Why Use SSH Public Key Authentication instead of Passwords?
Password-based SSH access is easily targeted by brute-force and credential-stuffing attacks. Public key authentication is significantly more secure because there’s no password to guess — only a private key you hold.
Step 1: Prepare Your Remote Server
Log into your remote server and create a .ssh directory in your user’s home directory, if it doesn’t exist yet:
cd ~ mkdir -p ~/.ssh chmod 700 ~/.ssh
Step 2: Generate an SSH Key-Pair on the Client
On your local (client) machine, generate a key-pair:
ssh-keygen -t rsa -b 4096 -C "YourCommentHere"
- You can press Enter to accept the default file name.
- When prompted for a passphrase, you may leave it empty (though using a passphrase is more secure).
- You’ll end up with
~/.ssh/id_rsa(private key — do not share) and~/.ssh/id_rsa.pub(public key).

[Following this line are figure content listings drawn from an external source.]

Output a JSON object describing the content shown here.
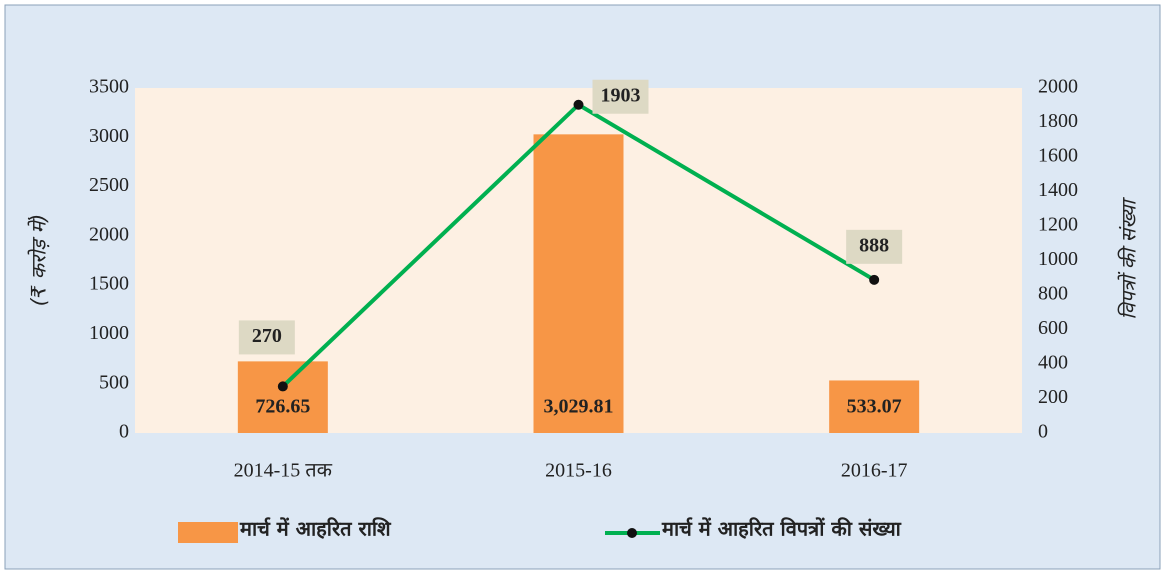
{
  "chart_data": {
    "type": "bar-line",
    "categories": [
      "2014-15 तक",
      "2015-16",
      "2016-17"
    ],
    "series": [
      {
        "name": "मार्च में आहरित राशि",
        "color": "#f79646",
        "type": "bar",
        "values": [
          726.65,
          3029.81,
          533.07
        ],
        "value_labels": [
          "726.65",
          "3,029.81",
          "533.07"
        ]
      },
      {
        "name": "मार्च में आहरित विपत्रों की संख्या",
        "color": "#00b050",
        "type": "line",
        "axis": "y2",
        "values": [
          270,
          1903,
          888
        ]
      }
    ],
    "ylabel": "(₹ करोड़ में)",
    "y2label": "विपत्रों की संख्या",
    "ylim": [
      0,
      3500
    ],
    "yticks": [
      0,
      500,
      1000,
      1500,
      2000,
      2500,
      3000,
      3500
    ],
    "y2lim": [
      0,
      2000
    ],
    "y2ticks": [
      0,
      200,
      400,
      600,
      800,
      1000,
      1200,
      1400,
      1600,
      1800,
      2000
    ]
  }
}
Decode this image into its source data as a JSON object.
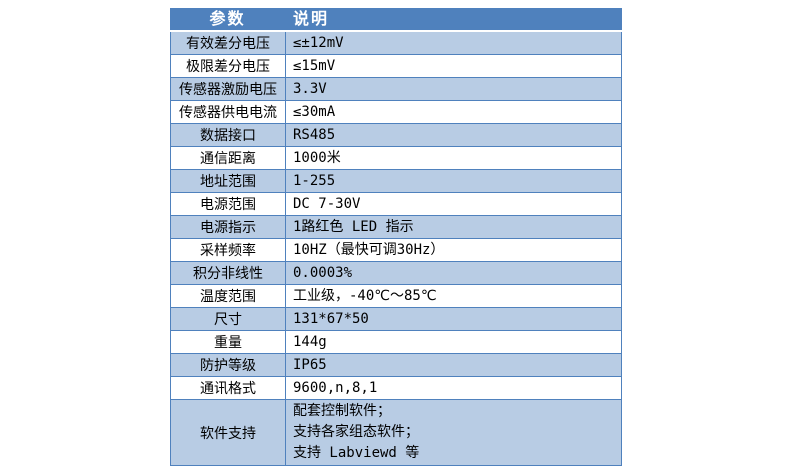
{
  "table": {
    "headers": {
      "param": "参数",
      "desc": "说明"
    },
    "rows": [
      {
        "param": "有效差分电压",
        "value": "≤±12mV"
      },
      {
        "param": "极限差分电压",
        "value": "≤15mV"
      },
      {
        "param": "传感器激励电压",
        "value": "3.3V"
      },
      {
        "param": "传感器供电电流",
        "value": "≤30mA"
      },
      {
        "param": "数据接口",
        "value": "RS485"
      },
      {
        "param": "通信距离",
        "value": "1000米"
      },
      {
        "param": "地址范围",
        "value": "1-255"
      },
      {
        "param": "电源范围",
        "value": "DC 7-30V"
      },
      {
        "param": "电源指示",
        "value": "1路红色 LED 指示"
      },
      {
        "param": "采样频率",
        "value": "10HZ（最快可调30Hz）"
      },
      {
        "param": "积分非线性",
        "value": "0.0003%"
      },
      {
        "param": "温度范围",
        "value": "工业级，-40℃～85℃"
      },
      {
        "param": "尺寸",
        "value": "131*67*50"
      },
      {
        "param": "重量",
        "value": "144g"
      },
      {
        "param": "防护等级",
        "value": "IP65"
      },
      {
        "param": "通讯格式",
        "value": "9600,n,8,1"
      },
      {
        "param": "软件支持",
        "value_lines": [
          "配套控制软件；",
          "支持各家组态软件；",
          "支持 Labviewd 等"
        ]
      }
    ],
    "colors": {
      "header_bg": "#4f81bd",
      "header_text": "#ffffff",
      "band_bg": "#b8cce4",
      "row_bg": "#ffffff",
      "border": "#4f81bd",
      "row_text": "#000000"
    }
  }
}
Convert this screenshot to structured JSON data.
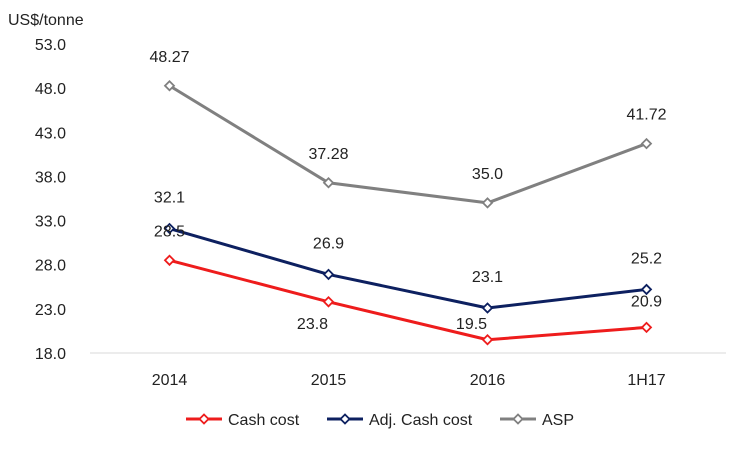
{
  "chart_data": {
    "type": "line",
    "unit_label": "US$/tonne",
    "categories": [
      "2014",
      "2015",
      "2016",
      "1H17"
    ],
    "ylim": [
      18.0,
      53.0
    ],
    "yticks": [
      "18.0",
      "23.0",
      "28.0",
      "33.0",
      "38.0",
      "43.0",
      "48.0",
      "53.0"
    ],
    "grid": false,
    "legend_position": "bottom",
    "series": [
      {
        "name": "Cash cost",
        "color": "#ee1c1c",
        "marker": "diamond-open",
        "values": [
          28.5,
          23.8,
          19.5,
          20.9
        ],
        "labels": [
          "28.5",
          "23.8",
          "19.5",
          "20.9"
        ]
      },
      {
        "name": "Adj. Cash cost",
        "color": "#0d2060",
        "marker": "diamond-open",
        "values": [
          32.1,
          26.9,
          23.1,
          25.2
        ],
        "labels": [
          "32.1",
          "26.9",
          "23.1",
          "25.2"
        ]
      },
      {
        "name": "ASP",
        "color": "#808080",
        "marker": "diamond-open",
        "values": [
          48.27,
          37.28,
          35.0,
          41.72
        ],
        "labels": [
          "48.27",
          "37.28",
          "35.0",
          "41.72"
        ]
      }
    ]
  }
}
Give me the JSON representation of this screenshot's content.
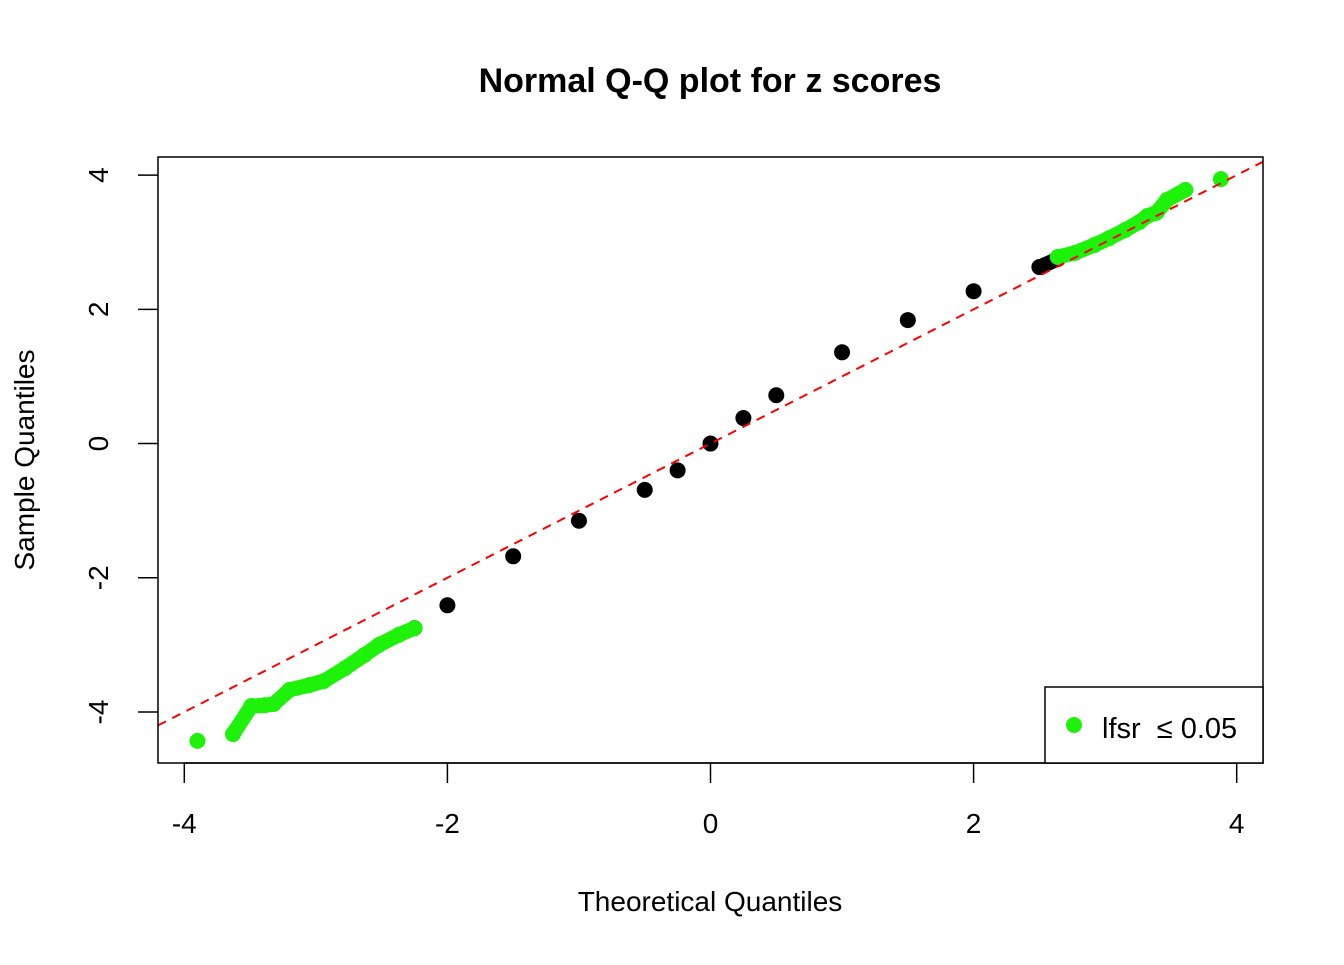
{
  "chart_data": {
    "type": "scatter",
    "title": "Normal Q-Q plot for z scores",
    "xlabel": "Theoretical Quantiles",
    "ylabel": "Sample Quantiles",
    "xlim": [
      -4.2,
      4.2
    ],
    "ylim": [
      -4.76,
      4.27
    ],
    "xticks": [
      -4,
      -2,
      0,
      2,
      4
    ],
    "yticks": [
      -4,
      -2,
      0,
      2,
      4
    ],
    "grid": false,
    "legend": {
      "placement": "bottom-right",
      "label": "lfsr  ≤ 0.05",
      "color": "#1EF20A"
    },
    "reference_line": {
      "intercept": 0,
      "slope": 1,
      "color": "#FF0000",
      "style": "dashed"
    },
    "series": [
      {
        "color": "#000000",
        "points": [
          [
            -2.25,
            -2.75
          ],
          [
            -2,
            -2.41
          ],
          [
            -1.5,
            -1.68
          ],
          [
            -1,
            -1.15
          ],
          [
            -0.5,
            -0.69
          ],
          [
            -0.25,
            -0.4
          ],
          [
            0,
            0
          ],
          [
            0.25,
            0.38
          ],
          [
            0.5,
            0.72
          ],
          [
            1,
            1.36
          ],
          [
            1.5,
            1.84
          ],
          [
            2,
            2.27
          ],
          [
            2.5,
            2.63
          ],
          [
            2.64,
            2.75
          ]
        ]
      },
      {
        "name": "lfsr  ≤ 0.05",
        "color": "#1EF20A",
        "points": [
          [
            -3.9,
            -4.43
          ],
          [
            -3.63,
            -4.33
          ],
          [
            -3.49,
            -3.91
          ],
          [
            -3.39,
            -3.9
          ],
          [
            -3.32,
            -3.88
          ],
          [
            -3.2,
            -3.67
          ],
          [
            -3.05,
            -3.6
          ],
          [
            -2.94,
            -3.54
          ],
          [
            -2.78,
            -3.35
          ],
          [
            -2.63,
            -3.15
          ],
          [
            -2.52,
            -3.0
          ],
          [
            -2.37,
            -2.85
          ],
          [
            -2.25,
            -2.75
          ],
          [
            2.64,
            2.78
          ],
          [
            2.77,
            2.84
          ],
          [
            2.92,
            2.96
          ],
          [
            3.03,
            3.06
          ],
          [
            3.15,
            3.18
          ],
          [
            3.26,
            3.3
          ],
          [
            3.32,
            3.39
          ],
          [
            3.39,
            3.44
          ],
          [
            3.47,
            3.63
          ],
          [
            3.61,
            3.78
          ],
          [
            3.88,
            3.94
          ]
        ]
      }
    ]
  }
}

Step 3: Install Your Public Key on the Remote Server
Use ssh-copy-id to upload your public key:
$ ssh-copy-id -i ~/.ssh/id_rsa.pub username@remote-server
You’ll be prompted for the remote user’s password this one time.
Once done, you should be able to log in without a password:
ssh username@remote-server
(Optional) If ssh-copy-id is unavailable, you can manually append the public key:
cat ~/.ssh/id_rsa.pub | ssh username@remote-server 'mkdir -p ~/.ssh && chmod 700 ~/.ssh && cat >> ~/.ssh/authorized_keys && chmod 600 ~/.ssh/authorized_keys'
Step 4: Disable SSH Password Authentication
Once key-based login works reliably, you can harden your SSH server configuration.
On the remote server, edit /etc/ssh/sshd_config:
sudo vi /etc/ssh/sshd_config
Locate and change (or add) these lines:
PermitRootLogin no PasswordAuthentication no ChallengeResponseAuthentication no UsePAM no
Note: Disabling UsePAM may interfere with other authentication methods — test carefully.
Save the file, then restart SSH:
Save and restart SSH server:
sudo systemctl restart sshd # or: sudo /etc/init.d/ssh restart
To test whether password login is truly disabled:
ssh -o PubkeyAuthentication=no username@remote-server
You should see something like:
Permission denied (publickey).
Final Thoughts
- Use a strong key-pair (e.g., 4096-bit RSA or Ed25519).
- Keep your private key safe — never share it.
- Consider adding a passphrase to your private key for extra security.
- When this is in place, your server becomes far less vulnerable to brute-force or credential-harvest attacks.
- Keep backups of your keys and authorized_keys file — you don’t want to lock yourself out.